I have been trying to think of something interesting to say about Valentine's Day all week. Unfortunately, I don't think I can say it any better than Tracey at Sweetney did here.
Valentine's Day in general just makes me feel like shrugging. I vacillate between apathy and expectation. The story of my life in a way--a non-conformist trapped by a conformist upbringing. Or is it a conformist trapped by a desire to be a non-conformist. I could probably pay someone a bunch of money to find out. I'm pretty sure I'm trapped by something.
I like flowers and sweetness as much as the next girl but, for some reason, the notion of it happening on a set day takes all the jazz out of it for me. It's like telling your husband he better bring you some damn flowers and then...he does. Big whoop. So he can follow instructions. So can my two-year-old and the mutt I got from the pound.
Spontaneous acts of romance just don't have that nasty tinge of requirement. But then, my husband isn't a "I was just thinking of you today, so I got you something beautiful" kind of guy. He's more of a "I knew you needed an oil change, so I scheduled it for your day off" kinda guy. And I usually appreciate that kind of pragmatism, really, but it certainly doesn't make you all wobbly kneed. So while I really don't like the idea of Valentine's day, I still sort of hope for some small token, even though it doesn't mean much to me. You know?

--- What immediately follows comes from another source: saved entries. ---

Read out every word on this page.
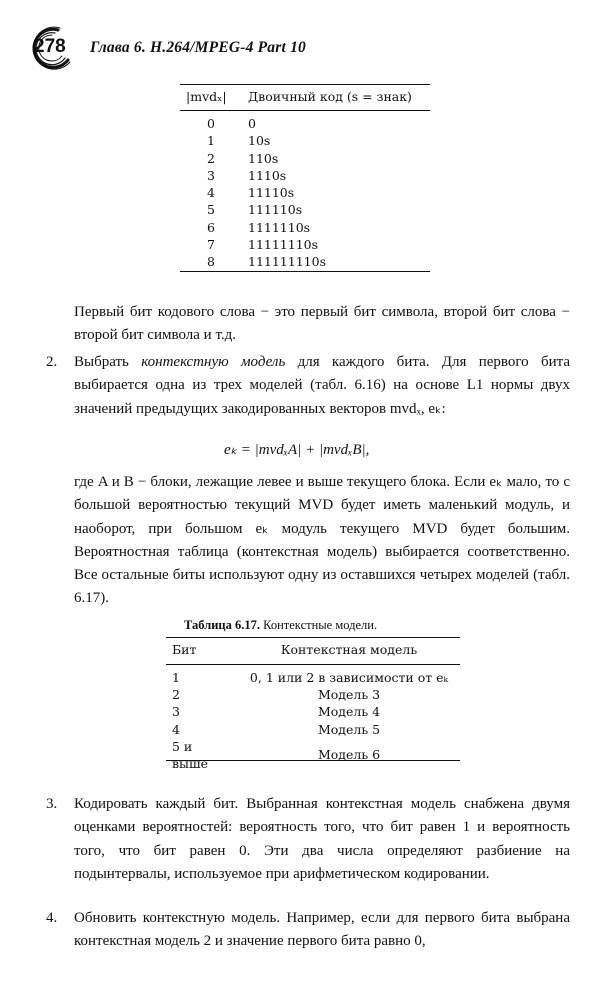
278 Глава 6. H.264/MPEG-4 Part 10
|mvdₓ|	Двоичный код (s = знак)
0	0
1	10s
2	110s
3	1110s
4	11110s
5	111110s
6	1111110s
7	11111110s
8	111111110s
Первый бит кодового слова − это первый бит символа, второй бит слова − второй бит символа и т.д.
2. Выбрать контекстную модель для каждого бита. Для первого бита выбирается одна из трех моделей (табл. 6.16) на основе L1 нормы двух значений предыдущих закодированных векторов mvdₓ, eₖ:
eₖ = |mvdₓA| + |mvdₓB|,
где A и B − блоки, лежащие левее и выше текущего блока. Если eₖ мало, то с большой вероятностью текущий MVD будет иметь маленький модуль, и наоборот, при большом eₖ модуль текущего MVD будет большим. Вероятностная таблица (контекстная модель) выбирается соответственно. Все остальные биты используют одну из оставшихся четырех моделей (табл. 6.17).
Таблица 6.17. Контекстные модели.
Бит	Контекстная модель
1	0, 1 или 2 в зависимости от eₖ
2	Модель 3
3	Модель 4
4	Модель 5
5 и выше	Модель 6
3. Кодировать каждый бит. Выбранная контекстная модель снабжена двумя оценками вероятностей: вероятность того, что бит равен 1 и вероятность того, что бит равен 0. Эти два числа определяют разбиение на подынтервалы, используемое при арифметическом кодировании.
4. Обновить контекстную модель. Например, если для первого бита выбрана контекстная модель 2 и значение первого бита равно 0,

But if you let go of the arm-twisting, nonsense of Valentine's Day, where do you get your hit? What to do about a little romance? Are we fated to finding statements of undying love in the times they clean up their whiskers after shaving? Most of us have the romance at the start. Where does it go? Does it evaporate? Or just get gobbled up by the dreck that takes precedence day to day? I'm okay giving up on V-day. I really am. But I want something in return. Something besides him putting his shoes away a couple times a year.
In fact, maybe I just got it. Stephen sent me an interesting article from The New York Times yesterday called Reinventing Date Night for Long-Married Couples. You should read it. The gist is that it's not spending scheduled time together that rejuvenates romance in a long term relationship. It's not the ubiquitous date night, or even the wilted, annual bouquet from the grocery store.
It's novelty. Anything new somehow kick starts that dead area of the brain that's so on fire in the early months of a relationship. That he emailed this article is not lost on me as a romantic act in and of itself, albeit a pragmatic one. But it's a start. And if there's something to this, I'm willing to give it a try.
So maybe we should all call it off for today. Everyone gets a pass on Valentine's Day. And instead of scrambling for candy and picked over flowers and silly Hallmark cards to show we care because, well, we're supposed to, let's all spend that time planning something totally new for the weekend.
Maybe paint ball, or a couples massage, or a night at the theatre or a comedy show instead of another movie. Sign up for a class together. I don't think it's really important that you find something that you both have always been dying to do, just that's it's something neither of you has ever done before and can see yourselves potentially having fun at--even if part of the fun is laughing at the other people there.
Maybe it's all hokum and a box of Russell Stover's will get you through the holiday, but I'm looking for something long term. Something that doesn't drop its petals by the 15th...or go straight to my hips.